The finding was the discovery of a dramatic difference between brain cells in female and male Alzheimer’s patients. They found that neurons and brain cells from patients showed gene expression changes that were less pronounced than cells from female people in Alzheimer’s, though those patients did show similar symptoms, including plaques and cognitive impairments. Brain cells from patients showed gene-expression changes that were more severe in an expanded set of pathways that were altered, along with Alzheimer’s disease.

It is uncertain why this discrepancy exists. The sex difference was especially stark in oligodendrocytes, which produce myelin, so the investigators conducted an analysis of patients’ white matter, which is composed of myelinated axons.

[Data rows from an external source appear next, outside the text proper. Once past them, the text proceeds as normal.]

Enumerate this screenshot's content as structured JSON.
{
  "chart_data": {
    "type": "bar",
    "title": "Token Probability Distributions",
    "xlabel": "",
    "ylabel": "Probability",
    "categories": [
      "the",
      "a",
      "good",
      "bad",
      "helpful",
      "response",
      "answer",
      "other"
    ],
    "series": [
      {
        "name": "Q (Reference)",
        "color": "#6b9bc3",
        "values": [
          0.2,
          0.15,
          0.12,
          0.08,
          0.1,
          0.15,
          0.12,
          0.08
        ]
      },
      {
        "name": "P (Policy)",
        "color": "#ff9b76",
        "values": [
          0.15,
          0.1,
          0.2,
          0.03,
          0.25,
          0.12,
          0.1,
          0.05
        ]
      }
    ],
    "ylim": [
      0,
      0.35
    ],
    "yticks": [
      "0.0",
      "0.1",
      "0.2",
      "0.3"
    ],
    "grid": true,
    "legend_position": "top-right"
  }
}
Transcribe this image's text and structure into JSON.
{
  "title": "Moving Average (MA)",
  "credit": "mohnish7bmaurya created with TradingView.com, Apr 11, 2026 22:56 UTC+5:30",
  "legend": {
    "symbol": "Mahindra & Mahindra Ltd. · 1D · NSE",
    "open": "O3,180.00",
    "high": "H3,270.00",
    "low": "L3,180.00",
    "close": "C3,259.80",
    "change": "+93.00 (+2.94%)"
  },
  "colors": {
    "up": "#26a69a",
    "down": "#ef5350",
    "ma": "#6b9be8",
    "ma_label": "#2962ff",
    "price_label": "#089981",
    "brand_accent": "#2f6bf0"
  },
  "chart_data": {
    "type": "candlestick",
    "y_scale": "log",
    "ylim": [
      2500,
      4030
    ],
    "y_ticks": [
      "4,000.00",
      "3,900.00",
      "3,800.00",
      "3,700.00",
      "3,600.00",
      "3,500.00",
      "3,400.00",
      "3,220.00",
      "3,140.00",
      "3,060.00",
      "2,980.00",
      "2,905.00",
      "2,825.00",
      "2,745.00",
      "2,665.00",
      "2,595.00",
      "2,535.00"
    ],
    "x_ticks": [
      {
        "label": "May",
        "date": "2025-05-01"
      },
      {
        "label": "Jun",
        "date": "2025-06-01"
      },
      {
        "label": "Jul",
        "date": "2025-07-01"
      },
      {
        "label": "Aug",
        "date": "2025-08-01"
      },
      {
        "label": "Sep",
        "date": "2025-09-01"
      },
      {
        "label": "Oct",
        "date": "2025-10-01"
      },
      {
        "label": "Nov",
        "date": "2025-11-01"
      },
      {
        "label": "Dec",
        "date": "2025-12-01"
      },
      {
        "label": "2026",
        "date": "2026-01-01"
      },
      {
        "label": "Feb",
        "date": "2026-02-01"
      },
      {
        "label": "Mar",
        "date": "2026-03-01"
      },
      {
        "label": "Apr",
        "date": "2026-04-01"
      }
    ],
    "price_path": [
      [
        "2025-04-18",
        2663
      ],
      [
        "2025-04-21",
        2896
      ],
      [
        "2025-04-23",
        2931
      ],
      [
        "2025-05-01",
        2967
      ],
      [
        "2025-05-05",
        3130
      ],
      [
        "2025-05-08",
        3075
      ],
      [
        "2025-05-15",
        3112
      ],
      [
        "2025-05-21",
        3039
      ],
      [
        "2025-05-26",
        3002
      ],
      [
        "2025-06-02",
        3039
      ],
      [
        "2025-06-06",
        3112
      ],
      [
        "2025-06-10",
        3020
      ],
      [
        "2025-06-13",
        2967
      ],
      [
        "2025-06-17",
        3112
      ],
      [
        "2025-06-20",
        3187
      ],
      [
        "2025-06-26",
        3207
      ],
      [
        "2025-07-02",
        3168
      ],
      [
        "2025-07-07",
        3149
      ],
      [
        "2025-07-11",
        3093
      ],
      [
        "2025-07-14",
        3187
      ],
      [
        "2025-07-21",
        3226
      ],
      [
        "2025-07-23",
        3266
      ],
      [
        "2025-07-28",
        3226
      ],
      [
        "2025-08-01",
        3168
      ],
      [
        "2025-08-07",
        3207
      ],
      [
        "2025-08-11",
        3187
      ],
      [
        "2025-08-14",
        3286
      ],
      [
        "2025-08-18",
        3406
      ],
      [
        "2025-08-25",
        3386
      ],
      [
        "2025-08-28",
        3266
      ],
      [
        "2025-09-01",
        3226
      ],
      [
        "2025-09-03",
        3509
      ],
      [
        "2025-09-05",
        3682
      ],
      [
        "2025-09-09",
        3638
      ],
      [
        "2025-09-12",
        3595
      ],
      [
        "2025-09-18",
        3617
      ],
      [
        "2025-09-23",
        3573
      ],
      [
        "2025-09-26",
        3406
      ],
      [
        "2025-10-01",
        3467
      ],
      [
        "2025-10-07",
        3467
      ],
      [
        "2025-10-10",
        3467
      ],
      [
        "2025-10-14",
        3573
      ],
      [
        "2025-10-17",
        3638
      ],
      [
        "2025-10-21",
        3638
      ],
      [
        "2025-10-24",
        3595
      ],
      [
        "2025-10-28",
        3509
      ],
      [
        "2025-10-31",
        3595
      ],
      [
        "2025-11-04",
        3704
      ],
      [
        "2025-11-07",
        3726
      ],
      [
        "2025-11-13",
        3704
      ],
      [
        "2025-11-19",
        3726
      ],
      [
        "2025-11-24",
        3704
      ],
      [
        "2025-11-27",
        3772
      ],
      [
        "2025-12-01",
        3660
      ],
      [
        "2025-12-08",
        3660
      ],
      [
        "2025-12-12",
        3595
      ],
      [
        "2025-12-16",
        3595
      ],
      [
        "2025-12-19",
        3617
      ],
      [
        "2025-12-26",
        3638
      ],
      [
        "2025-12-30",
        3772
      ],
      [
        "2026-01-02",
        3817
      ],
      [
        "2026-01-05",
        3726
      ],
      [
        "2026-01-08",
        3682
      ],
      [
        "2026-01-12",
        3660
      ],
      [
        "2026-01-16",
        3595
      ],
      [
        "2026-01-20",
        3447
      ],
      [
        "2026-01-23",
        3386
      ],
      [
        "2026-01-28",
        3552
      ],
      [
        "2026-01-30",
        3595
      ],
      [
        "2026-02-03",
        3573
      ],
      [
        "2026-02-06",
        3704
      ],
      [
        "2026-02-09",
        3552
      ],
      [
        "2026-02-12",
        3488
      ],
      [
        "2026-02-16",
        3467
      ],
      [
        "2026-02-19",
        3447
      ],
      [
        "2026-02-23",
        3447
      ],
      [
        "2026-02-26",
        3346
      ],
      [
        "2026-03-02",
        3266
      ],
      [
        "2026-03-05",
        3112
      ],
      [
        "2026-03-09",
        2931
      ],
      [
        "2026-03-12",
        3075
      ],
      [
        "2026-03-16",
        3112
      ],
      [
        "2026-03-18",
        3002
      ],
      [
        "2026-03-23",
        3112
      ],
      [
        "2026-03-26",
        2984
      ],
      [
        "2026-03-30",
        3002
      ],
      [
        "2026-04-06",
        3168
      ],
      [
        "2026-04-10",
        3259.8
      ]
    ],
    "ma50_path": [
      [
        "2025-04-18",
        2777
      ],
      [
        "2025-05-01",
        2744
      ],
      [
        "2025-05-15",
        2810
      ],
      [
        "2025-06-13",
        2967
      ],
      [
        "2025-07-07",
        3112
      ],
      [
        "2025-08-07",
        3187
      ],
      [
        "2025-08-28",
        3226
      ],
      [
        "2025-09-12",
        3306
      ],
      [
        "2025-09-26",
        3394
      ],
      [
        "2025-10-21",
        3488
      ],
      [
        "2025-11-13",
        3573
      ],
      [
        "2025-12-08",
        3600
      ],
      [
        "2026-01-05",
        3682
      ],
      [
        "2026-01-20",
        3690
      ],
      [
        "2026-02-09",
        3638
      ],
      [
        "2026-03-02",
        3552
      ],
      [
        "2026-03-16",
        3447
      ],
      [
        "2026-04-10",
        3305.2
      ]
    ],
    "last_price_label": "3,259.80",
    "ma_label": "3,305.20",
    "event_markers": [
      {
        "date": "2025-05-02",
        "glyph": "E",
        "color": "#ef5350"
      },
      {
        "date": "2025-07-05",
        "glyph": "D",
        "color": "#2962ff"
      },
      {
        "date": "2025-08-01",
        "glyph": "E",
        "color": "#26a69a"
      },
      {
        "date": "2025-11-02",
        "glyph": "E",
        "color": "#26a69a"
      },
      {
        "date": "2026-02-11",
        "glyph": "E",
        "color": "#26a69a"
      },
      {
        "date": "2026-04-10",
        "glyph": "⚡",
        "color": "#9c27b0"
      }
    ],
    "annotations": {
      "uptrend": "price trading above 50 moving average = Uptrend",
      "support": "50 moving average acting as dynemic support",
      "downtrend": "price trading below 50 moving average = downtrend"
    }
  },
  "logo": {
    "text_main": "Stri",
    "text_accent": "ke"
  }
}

Employing a set of MRI scans out of 500 additional subjects, the researchers found that male subjects had not to matter damage than female subjects with memory deficits.

More research is needed to determine why men and women respond so differently to Alzheimer’s disease, the researchers state, and also the findings could have implications for developing and taking remedies.

“There’s clinical and preclinical evidence of sexual dimorphism in Alzheimer’s inclination, but no underlying mechanisms are understood. Our work points to differential cellular processes as potentially having a function involving non-neuronal myelinating cells. It will be key to figure out if these clusters protect or harm the brain cells only in among the sexes–and the way to balance the reaction in the desired direction on another,” explained Jose Davila-Velderrain, PhD, a postdoctoral associate at the Computer Science and Artificial Intelligence Laboratory (CSAIL) at MIT and co-first writer on the paper.

The researchers are now using a mouse and human triggered pluripotent stem cell versions to study some of the pathways that are major they identified as associated in this research with Alzheimer’s. They aim to perform gene expression analyses like different forms of dementia that are related to Alzheimer’s, as well as brain disorders like schizophrenia, bipolar disorder, psychosis, and varied dementias.